After the Fringe your new radio series, also called BrokenDreamCatcher, will go out on BBC R4. Can you tell us about how you got the gig?
Nick: They came to see Gluten Free Jesus in 2016, liked it, and so I pitched for a series in the same style.
Now for the all important question, you’ve got three famous figures from history coming round for dinner. Who would they be & what would you cook; starter, mains & dessert?
Nick: Oooh… well; I think Queen Cleopatra would be very interesting. Profound insights on global politics, probably some good gossip, and of course, a reputation for being extremely hot, and a bit saucy. Francois Rabelais – 16th Century French comic writer, polymath and noted wine connoisseur. Jane Austen. She’d probably be quiet at first, but once she got on the wine, I reckon she’d be highly entertaining. And fearlessly sharp. I’d start with cocktails: margaritas – loosens everybody up in a good way, and it takes a bit of time to kick in. Martinis are tempting but they can mess you up too early. With these guests, you’d want the conversation to flow without descending into nonsense. Some salatini with the cocktails – tiny Italian salted pastries. Then – oysters. With a Sancerre. And soda bread, which I’d get my mate Brendan to make. Homemade pasta with a sage butter dressing and maybe a bottle of Spanish white – like a Godello; then rare steak tagliata with very thinly cut chips and a green salad. Barolo or a really good claret. Chunk of a French mountain cheese after that, or Stilton, depending on the time of year, followed by a chocolate mousse. Armagnac. Then hopefully tequila slammers, loud music and dancing.
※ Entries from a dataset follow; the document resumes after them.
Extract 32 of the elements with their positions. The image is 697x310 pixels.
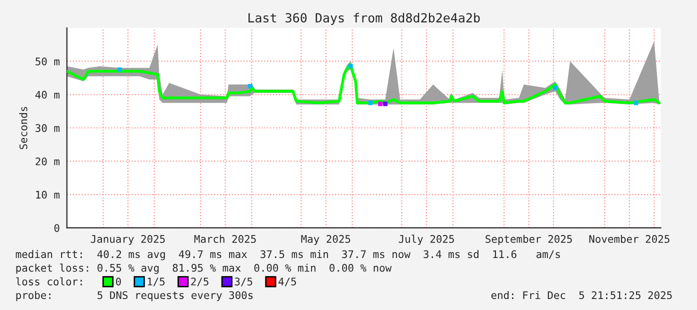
chart-title: Last 360 Days from 8d8d2b2e4a2b xyxy=(248,12,480,25)
x-tick-label: November 2025 xyxy=(589,234,670,243)
point xyxy=(378,102,383,106)
text: packet loss: 0.55 % avg 81.95 % max 0.00 % min 0.00 % now xyxy=(16,264,392,274)
y-tick-label: 30 m xyxy=(36,124,60,132)
legend-label: 1/5 xyxy=(148,278,165,286)
x-tick-label: January 2025 xyxy=(90,235,165,245)
legend-label: 2/5 xyxy=(191,278,208,286)
x-tick-label: May 2025 xyxy=(301,235,350,245)
point xyxy=(383,102,388,106)
y-axis-title: Seconds xyxy=(19,106,28,150)
legend-title: loss color: xyxy=(16,277,82,286)
x-tick-label: July 2025 xyxy=(398,234,454,245)
point xyxy=(118,67,122,72)
point xyxy=(248,84,252,88)
y-tick-label: 0 xyxy=(54,224,60,232)
x-tick-label: March 2025 xyxy=(194,234,256,243)
point xyxy=(552,86,558,90)
text: median rtt: 40.2 ms avg 49.7 ms max 37.5 ms min 37.7 ms now 3.4 ms sd 11.6 am/s xyxy=(16,250,560,260)
y-tick-label: 20 m xyxy=(36,157,60,166)
legend-label: 0 xyxy=(116,278,121,286)
legend-label: 4/5 xyxy=(278,278,296,286)
point xyxy=(634,100,638,106)
y-tick-label: 50 m xyxy=(36,57,60,66)
point xyxy=(348,64,353,68)
x-tick-label: September 2025 xyxy=(486,234,572,245)
point xyxy=(368,100,373,106)
text: end: Fri Dec 5 21:51:25 2025 xyxy=(491,291,672,300)
legend-label: 3/5 xyxy=(234,278,252,286)
text: probe: 5 DNS requests every 300s xyxy=(16,291,253,302)
y-tick-label: 10 m xyxy=(36,190,60,199)
y-tick-label: 40 m xyxy=(35,90,60,99)
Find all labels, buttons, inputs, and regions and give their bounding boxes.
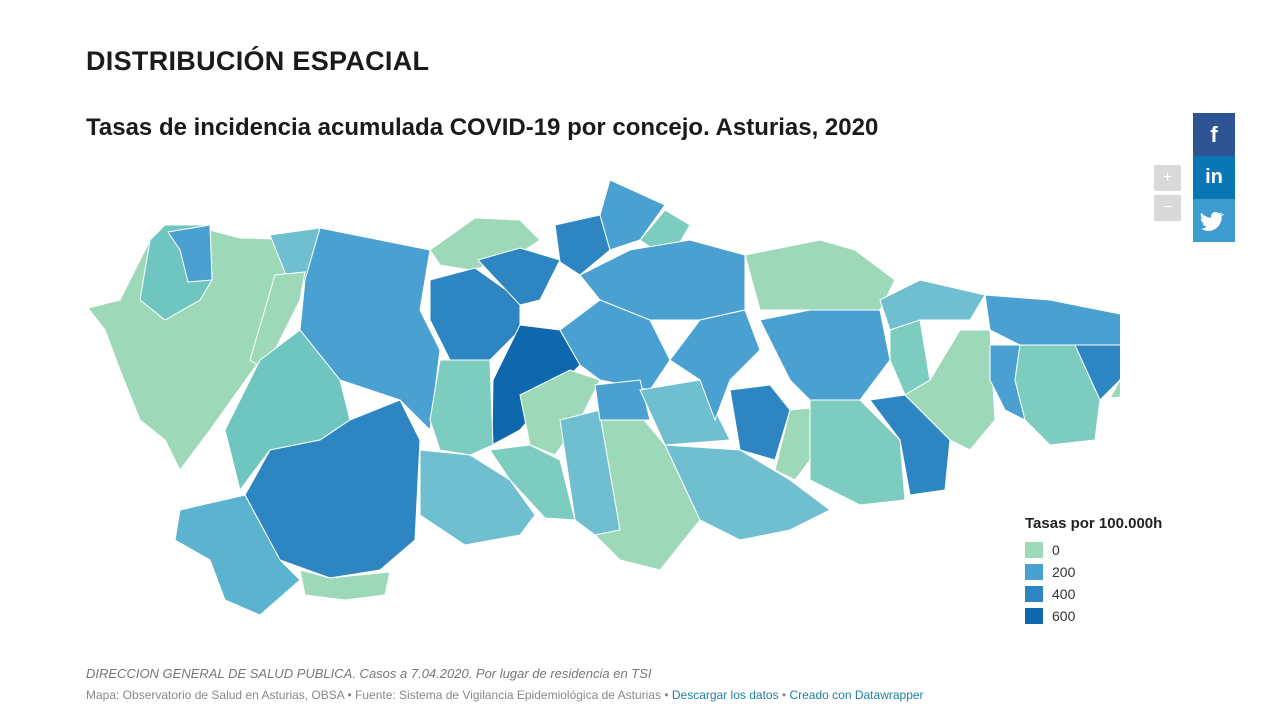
region: [299, 227, 441, 432]
legend-swatch: [1025, 542, 1043, 558]
legend-item: 600: [1025, 607, 1075, 625]
region: [167, 224, 213, 283]
region: [599, 179, 666, 251]
legend-title: Tasas por 100.000h: [1025, 515, 1163, 532]
facebook-button[interactable]: f: [1193, 113, 1235, 156]
separator: •: [664, 688, 669, 702]
region: [429, 359, 494, 456]
zoom-in[interactable]: +: [1154, 165, 1181, 191]
source-line: Mapa: Observatorio de Salud en Asturias,…: [86, 688, 924, 702]
zoom-out[interactable]: −: [1154, 195, 1181, 221]
credit-link[interactable]: Creado con Datawrapper: [789, 688, 924, 702]
region: [879, 279, 986, 331]
region: [669, 309, 761, 422]
region: [744, 239, 896, 311]
region: [1109, 378, 1120, 399]
footnote: DIRECCION GENERAL DE SALUD PUBLICA. Caso…: [86, 666, 652, 681]
region: [429, 267, 521, 361]
region: [774, 407, 811, 481]
legend-item: 0: [1025, 541, 1060, 559]
legend-label: 0: [1052, 542, 1060, 558]
section-title: DISTRIBUCIÓN ESPACIAL: [86, 46, 430, 76]
region: [759, 309, 891, 401]
region: [554, 214, 611, 276]
choropleth-map: [87, 179, 1120, 616]
region: [299, 569, 391, 601]
region: [1074, 344, 1120, 401]
legend-label: 600: [1052, 608, 1076, 624]
legend-swatch: [1025, 586, 1043, 602]
twitter-icon: [1200, 211, 1224, 231]
region: [174, 494, 301, 616]
legend-swatch: [1025, 564, 1043, 580]
legend-label: 200: [1052, 564, 1076, 580]
region: [559, 299, 671, 391]
linkedin-button[interactable]: in: [1193, 156, 1235, 199]
region: [419, 449, 536, 546]
region: [729, 384, 791, 461]
region: [984, 294, 1120, 346]
source: Mapa: Observatorio de Salud en Asturias,…: [86, 688, 661, 702]
region: [249, 271, 306, 371]
region: [594, 379, 651, 421]
region: [593, 414, 701, 571]
legend-label: 400: [1052, 586, 1076, 602]
download-link[interactable]: Descargar los datos: [671, 688, 779, 702]
legend-item: 400: [1025, 585, 1075, 603]
legend-swatch: [1025, 608, 1043, 624]
region: [664, 444, 831, 541]
twitter-button[interactable]: [1193, 199, 1235, 242]
legend-item: 200: [1025, 563, 1075, 581]
region: [477, 247, 561, 306]
map-title: Tasas de incidencia acumulada COVID-19 p…: [86, 114, 879, 141]
separator: •: [781, 688, 787, 702]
OK back to Edinburgh, what are the staple ingredients to your style?
Nick: I try and make a surreal story which grabs people. And to chuck vivid images into their heads the whole time. I like to use a whole range of different tones of jokes from stupid to vicious, with the empahsis on playful but sharp.
You’ve got 20 seconds to sell BrokenDreamCatcher as you flyer some randoms in the Edinburgh streets. What would you say?
Nick: Hello! Want to hear a bonkers story this afternoon? Lasts an hour, feels like twenty minutes. Sex, violence, a talking bear and classic 70s disco.
What is next year’s show called?
Nick: Haha! It’s a little early to tell. But I’ll be there.